See how messages and sourcetypes changed comparing to the ones in your printcreen, the vps filter also worked: image

mstopa-splunk commented 3 months ago

I'm closing this since we solved the fallback issue. For support please open a Splunk support ticket, and for bugs or enhancements please open a new issue, in both cases feel free to refer to this issue

ivanfr90 commented 3 months ago

Hi @mstopa-splunk

I see that for your test you are using standard ports: 514 and 601. In the current SC4S logs are sent using TLS to port 514, but following the recommendations of @ikheifets-splunk now customer is trying to switch to another random port different to standard, ¿could be this configuration affecting in some way to the classification of events?

thanks!!

ivanfr90 commented 2 months ago

Hi @mstopa-splunk It's possible share the SC4S complete config used in your automated test? In our system part of messages continues being not classified and are being indexed in fallbak and sincerelly I cannot find where the problem is (I have other sources working fine).

My current config:

_envfile

SC4S_DEST_SPLUNK_HEC_DEFAULT_URL=https://splunk.instance.com
SC4S_DEST_SPLUNK_HEC_DEFAULT_TOKEN=435345345-344c-42ca-836c-32323434
# Uncomment the following line if using untrusted SSL certificates
#SC4S_DEST_SPLUNK_HEC_DEFAULT_TLS_VERIFY=no
SC4S_SOURCE_TLS_ENABLE=yes
#SC4S_ARCHIVE_GLOBAL=yes

# AUTOMATIC PARSER CONFIGURATION VSPHERE | REF: https://splunk.github.io/splunk-connect-for-syslog/main/sources/vendor/VMWare/vsphere/ 
#Do not enable with a SNAT load balancer
SC4S_USE_NAME_CACHE=yes
# Combine known split events into a single event for Splunk
SC4S_SOURCE_VMWARE_VSPHERE_GROUPMSG=yes
# Learn vendor product from recognized events and apply to generic events
#for example after the first vpxd event sshd will utilize vps "vmware_vsphere_nix_syslog" rather than "nix_syslog"
SC4S_USE_VPS_CACHE=yes
# Enable a TLS port for this specific vendor product using a comma-separated list of port numbers
SC4S_LISTEN_VMWARE_VSPHERE_TLS_PORT=4514

_local/config/app_parsers/app_vps_vmwarev2.conf

application app_vps_vmware[sc4s-vps] {
    filter {
        (netmask(172.16.12.3/32) or netmask(172.16.12.4/32))
    };

    parser {
        p_set_netsource_fields(
            vendor('vmware')
            product('vsphere')
        );
        };    
};

_local/context/splunkmetadata.csv vmware_vsphere_nix_syslog,index,infraops

mstopa-splunk commented 2 months ago

hi @ivanfr90 I used a basic configuration: SC4S_DEST_SPLUNK_HEC_DEFAULT_URL, SC4S_DEST_SPLUNK_HEC_DEFAULT_TOKEN, SC4S_DEST_SPLUNK_HEC_DEFAULT_TLS_VERIFY=no. Please open a Splunk support ticket, because it's not an SC4S bug or enhancement request

mstopa-splunk commented 1 month ago

Hi @ivanfr90 thank you for your help here, in fact SC4S should have been extended with new programs: https://github.com/splunk/splunk-connect-for-syslog/pull/2462/files .

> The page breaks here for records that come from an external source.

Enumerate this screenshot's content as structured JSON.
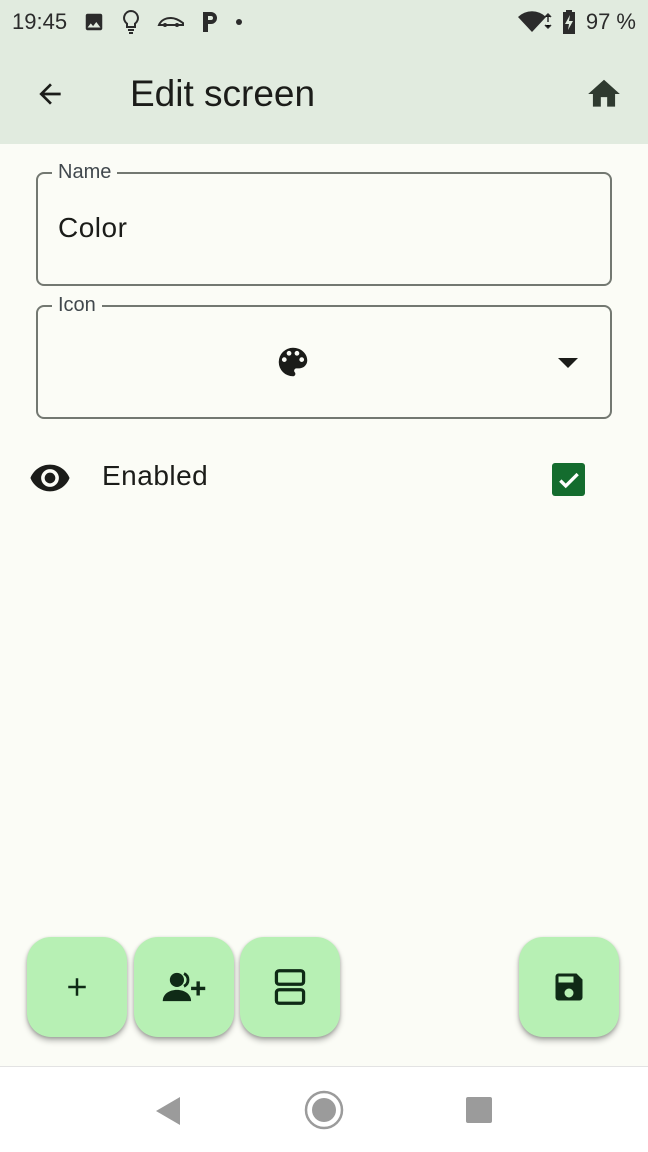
{
  "status_bar": {
    "time": "19:45",
    "battery": "97 %",
    "left_icons": [
      "image-icon",
      "lightbulb-icon",
      "car-icon",
      "parking-icon",
      "dot-icon"
    ],
    "right_icons": [
      "wifi-icon",
      "battery-charging-icon"
    ]
  },
  "top_bar": {
    "title": "Edit screen",
    "back_icon": "arrow-back-icon",
    "home_icon": "home-icon",
    "color": "#e1ebdf"
  },
  "form": {
    "name_label": "Name",
    "name_value": "Color",
    "icon_label": "Icon",
    "icon_selected": "palette-icon"
  },
  "enabled": {
    "label": "Enabled",
    "icon": "eye-icon",
    "checked": true
  },
  "fabs": [
    {
      "icon": "add-icon"
    },
    {
      "icon": "person-add-icon"
    },
    {
      "icon": "layout-rows-icon"
    },
    {
      "icon": "save-icon"
    }
  ],
  "colors": {
    "background": "#fbfcf6",
    "fab": "#b7f0b4",
    "checkbox": "#146c2e",
    "icon_dark": "#0f2a16"
  },
  "nav_bar": {
    "icons": [
      "nav-back-icon",
      "nav-home-icon",
      "nav-recents-icon"
    ]
  }
}
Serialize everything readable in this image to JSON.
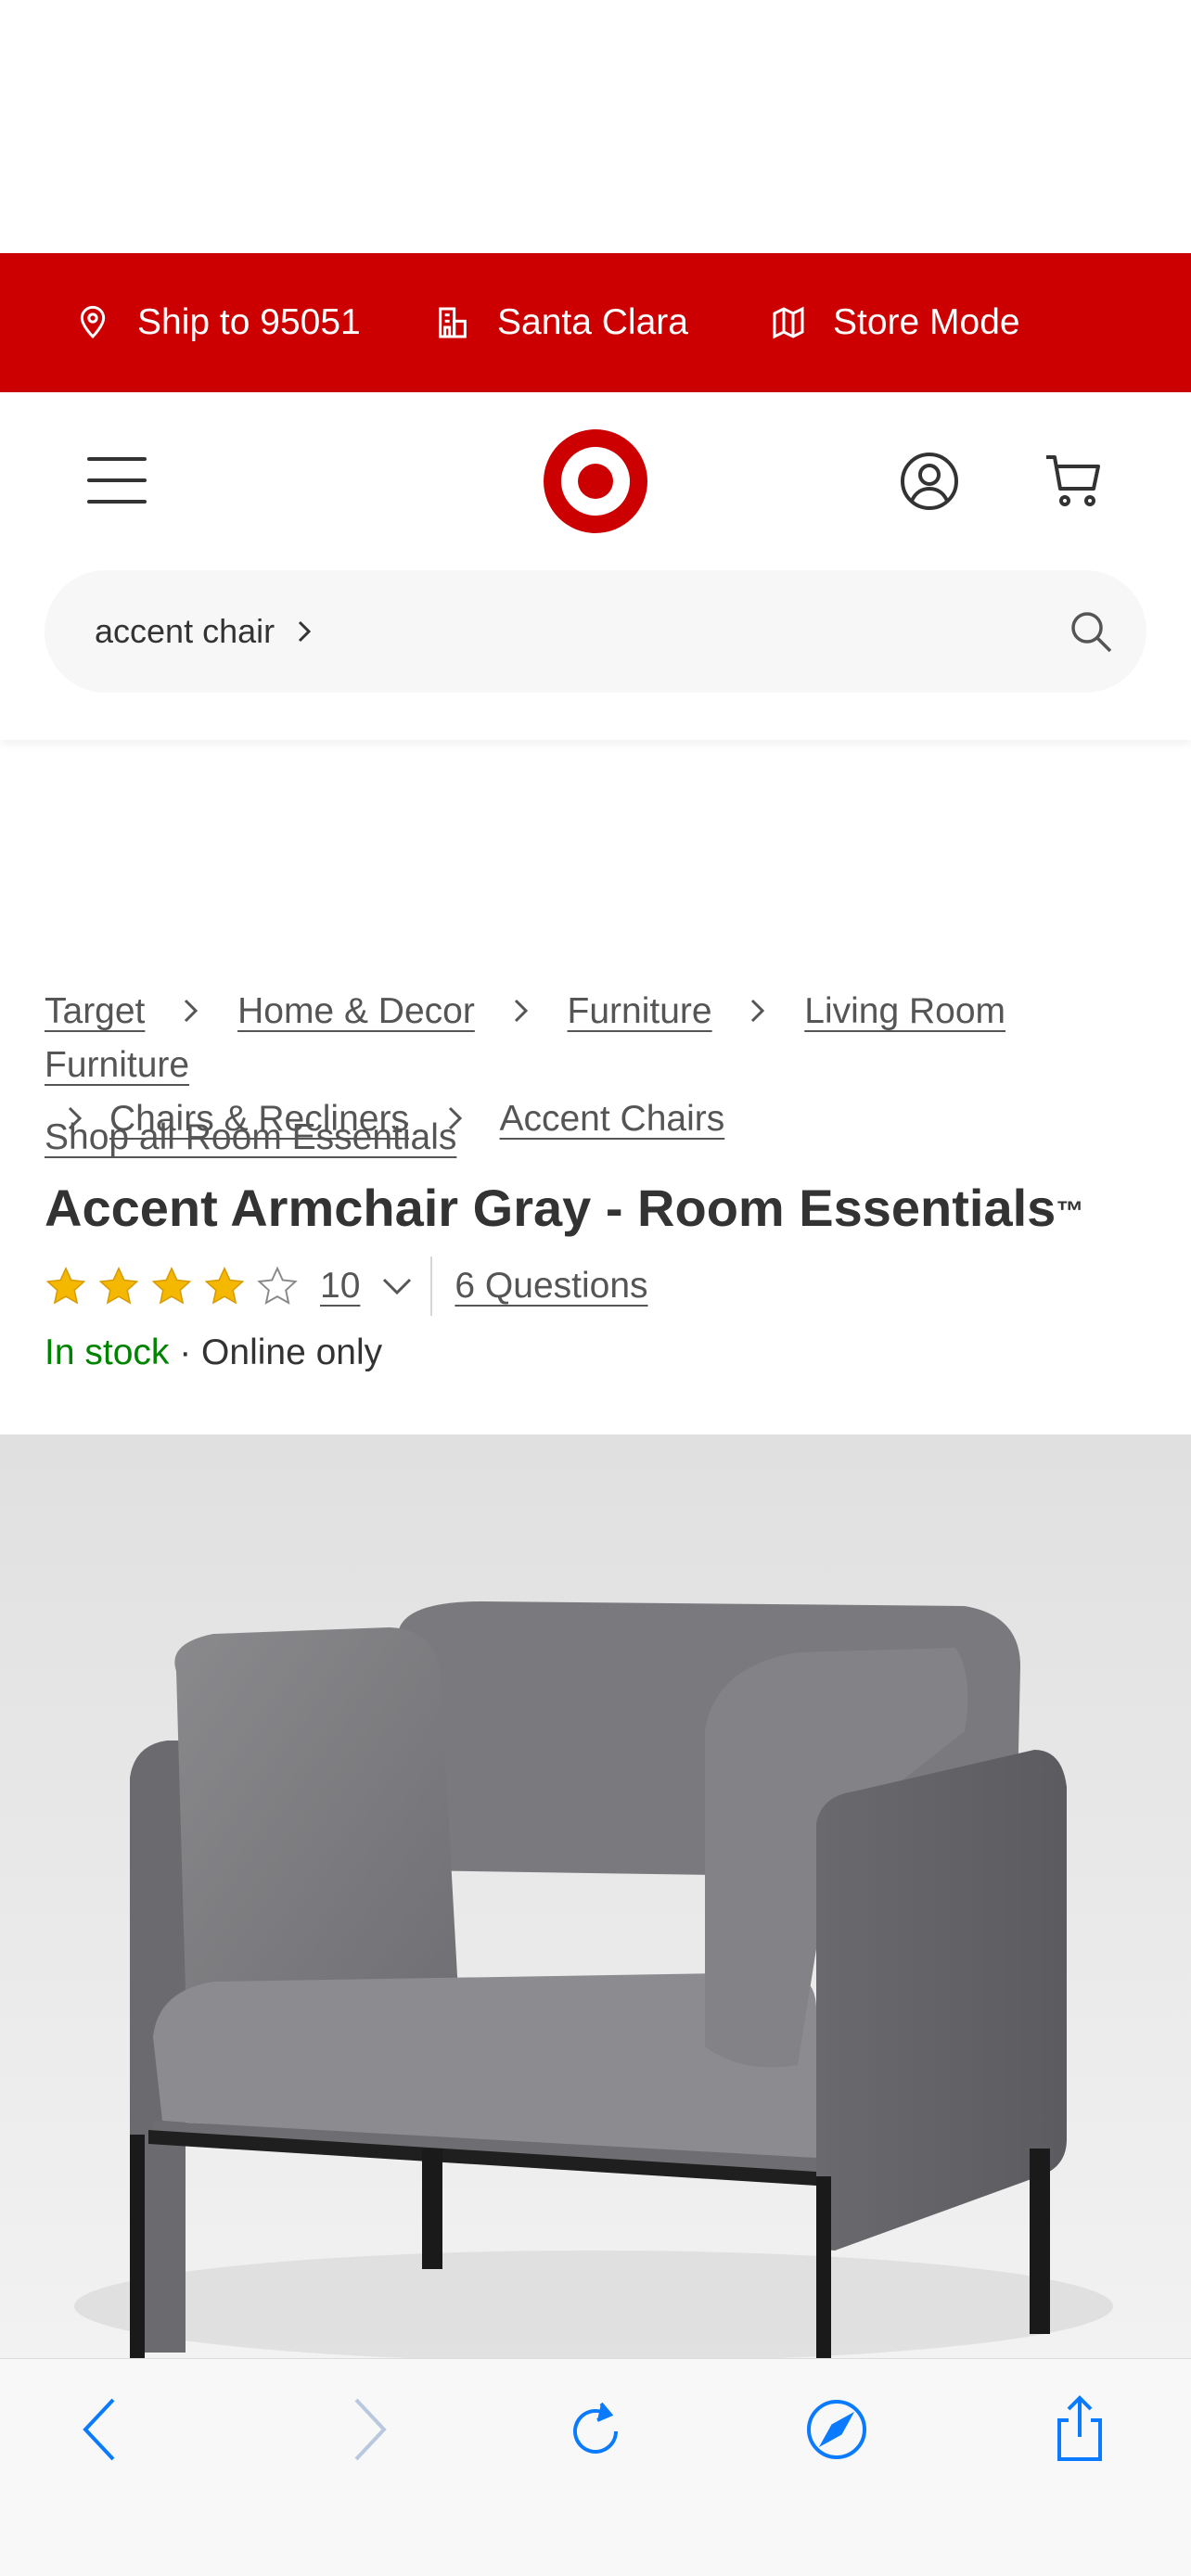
{
  "topbar": {
    "ship_to": "Ship to 95051",
    "store": "Santa Clara",
    "store_mode": "Store Mode",
    "background": "#cc0000"
  },
  "header": {
    "menu_icon": "hamburger-menu-icon",
    "logo": "target-bullseye-logo",
    "account_icon": "account-icon",
    "cart_icon": "cart-icon"
  },
  "search": {
    "value": "accent chair",
    "icon": "search-icon"
  },
  "breadcrumbs": [
    "Target",
    "Home & Decor",
    "Furniture",
    "Living Room Furniture",
    "Chairs & Recliners",
    "Accent Chairs"
  ],
  "product": {
    "shop_all": "Shop all Room Essentials",
    "title": "Accent Armchair Gray - Room Essentials",
    "trademark": "™",
    "rating_stars": 4,
    "rating_max": 5,
    "rating_count": "10",
    "questions": "6 Questions",
    "stock_status": "In stock",
    "availability": " · Online only",
    "star_color": "#f5b800",
    "stock_color": "#008300"
  },
  "browser_toolbar": {
    "icons": [
      "back-icon",
      "forward-icon",
      "reload-icon",
      "compass-icon",
      "share-icon"
    ],
    "accent": "#0a7aff"
  }
}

To process octet-counting events please create a port dedicated to Vmware vsphere but on RFC6587:

SC4S_LISTEN_VMWARE_VSPHERE_RFC6587_PORT=4514

Please use it only for framed events. They should no longer go to fallback. Some of them will be still classified as nix:syslog in the released SC4S versions. Please try the PR image instead: ghcr.io/splunk/splunk-connect-for-syslog/container3lite:pr-2462 which should classify all vsphere logs correctly:

image

Please let me know if you find any missing cases, else we will include it in the release in 2 weeks.

Also, it should be possible to turn off octet counting on the source side

rjha-splunk commented 1 week ago

It will be released with next feature release.